In order to understand the basis of their indicated thinking with eye movements, you must know what is shown by right brain thinking and left brain thinking about the person. A person looking to the right when accessing information or conveying thoughts is predominantly a right brain thinker. They are usually characterized by being creative, artistic, emotional, intuitive, future oriented, and looking at the big picture. A person looking to the left when accessing information or conveying thoughts is predominantly a left brain thinker. They are characterized by being logical, ordered, detailed, past oriented, and analytical. Know this, you can tell the best way to approach these people, from the point of view of their dominant brain thinking.

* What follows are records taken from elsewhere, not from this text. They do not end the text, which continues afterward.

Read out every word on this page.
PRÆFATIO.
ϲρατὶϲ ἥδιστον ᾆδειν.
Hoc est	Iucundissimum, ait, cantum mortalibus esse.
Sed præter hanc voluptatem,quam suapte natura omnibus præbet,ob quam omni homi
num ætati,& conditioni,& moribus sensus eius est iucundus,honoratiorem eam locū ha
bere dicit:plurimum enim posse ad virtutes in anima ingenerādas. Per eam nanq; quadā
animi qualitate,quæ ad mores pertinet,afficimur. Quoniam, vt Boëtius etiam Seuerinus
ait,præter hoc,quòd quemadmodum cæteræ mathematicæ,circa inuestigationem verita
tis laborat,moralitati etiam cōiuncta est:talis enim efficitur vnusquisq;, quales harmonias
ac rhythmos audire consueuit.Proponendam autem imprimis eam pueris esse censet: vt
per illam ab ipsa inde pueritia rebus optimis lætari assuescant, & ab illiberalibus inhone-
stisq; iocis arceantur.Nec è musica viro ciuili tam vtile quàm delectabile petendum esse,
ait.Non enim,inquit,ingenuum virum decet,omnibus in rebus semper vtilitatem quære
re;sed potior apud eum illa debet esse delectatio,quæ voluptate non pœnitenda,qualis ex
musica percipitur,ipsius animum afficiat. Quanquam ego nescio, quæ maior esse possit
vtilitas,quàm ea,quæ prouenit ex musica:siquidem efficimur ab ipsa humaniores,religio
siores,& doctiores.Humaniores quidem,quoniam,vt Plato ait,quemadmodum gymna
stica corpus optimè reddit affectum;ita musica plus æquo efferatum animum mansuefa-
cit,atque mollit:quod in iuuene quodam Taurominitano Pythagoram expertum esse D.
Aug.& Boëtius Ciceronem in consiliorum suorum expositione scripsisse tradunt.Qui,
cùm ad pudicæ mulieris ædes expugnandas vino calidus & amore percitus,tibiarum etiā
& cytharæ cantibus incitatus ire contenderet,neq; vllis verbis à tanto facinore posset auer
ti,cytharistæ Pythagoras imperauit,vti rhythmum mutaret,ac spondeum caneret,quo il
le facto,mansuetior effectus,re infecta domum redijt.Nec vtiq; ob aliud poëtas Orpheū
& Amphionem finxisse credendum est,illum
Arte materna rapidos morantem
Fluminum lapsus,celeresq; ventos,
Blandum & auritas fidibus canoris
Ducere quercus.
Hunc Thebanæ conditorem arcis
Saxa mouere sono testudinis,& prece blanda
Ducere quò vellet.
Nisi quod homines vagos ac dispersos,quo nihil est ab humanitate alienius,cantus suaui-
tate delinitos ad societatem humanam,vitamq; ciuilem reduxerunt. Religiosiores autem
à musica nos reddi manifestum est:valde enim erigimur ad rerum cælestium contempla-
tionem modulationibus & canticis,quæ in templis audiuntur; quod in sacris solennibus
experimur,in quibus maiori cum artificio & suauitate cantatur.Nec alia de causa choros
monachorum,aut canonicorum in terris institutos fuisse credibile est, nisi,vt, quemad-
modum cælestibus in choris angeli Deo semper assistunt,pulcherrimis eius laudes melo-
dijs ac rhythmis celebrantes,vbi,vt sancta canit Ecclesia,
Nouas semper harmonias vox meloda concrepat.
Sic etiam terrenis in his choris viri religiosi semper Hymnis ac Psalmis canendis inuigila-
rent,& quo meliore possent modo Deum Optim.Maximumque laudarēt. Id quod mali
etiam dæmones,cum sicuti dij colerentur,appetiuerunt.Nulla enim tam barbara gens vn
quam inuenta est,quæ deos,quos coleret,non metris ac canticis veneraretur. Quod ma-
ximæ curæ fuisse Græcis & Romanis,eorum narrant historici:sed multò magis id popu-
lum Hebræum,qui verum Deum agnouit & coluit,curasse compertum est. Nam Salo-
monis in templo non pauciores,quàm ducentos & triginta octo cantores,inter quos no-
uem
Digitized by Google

In contrast to the eyes; hand, arm and leg movements are opposite. The left brain controls the right side limb movements. So a person that is predominantly “right handed” is left brain oriented. While a person who is predominantly “left handed” is right brain oriented. People can be trained to be left or right dominant. The can also be trained to be balanced, using both sides of the brain equally well. The balanced person has a tendency to be in control of his or her emotions and does not react as readily to opposing stimuli as a predominantly right or left brained person does.

Eyes Looking Up or Down

Going back to the eyes, a person looking down and being silent is looking into their own emotions, thinking and pondering on what to do in response to a decision making situation. This is a great time for that person companion(s) to be totally silent and patiently wait for them to look up. However, you need to be ready to listen, with your eyes right on them. Spouses should take note of this tip

When your companion is looking up, grab your pen and write whatever they are saying, during or shortly after the looking up. They are pleading for and often receiving inspiration that they or you sorely need.

Additional Hand Tips

Another set of hands tips include: When you see the palms up, the person is showing that she is caring. When the arms are reaching out with the hands up, the person is asking you to care, too. When the hands are to the side with the palms up, the person is saying, “I manage it!” This is often accompanied by the exclamation, “What do you think!” or “Of course I can!” The spoken message and the body language must be congruent for you to be believable. So make sure what your body is saying is also what you are speaking, or else you will not, subconsciously, be believed by your audience. And if your audience’s eyes are very focused on your hands bring your hands up and gestures up closer to your face so that their eyes can see both your hand movements and your facial expressions while listening to your words. Don’t use your hands to chop or poke. These are just two offensive gestures that destroy your credibility

Talking With Hands

Finally, since many of you talk with your hands, be aware that this is often cultural and you needn’t be self-conscious about it. Use this ability to your advantage by keeping the message you convey congruent from all your communication sources and you will find all your relationships improving. And improved relationships lead to improved marriages and improved businesses, which brings in more money.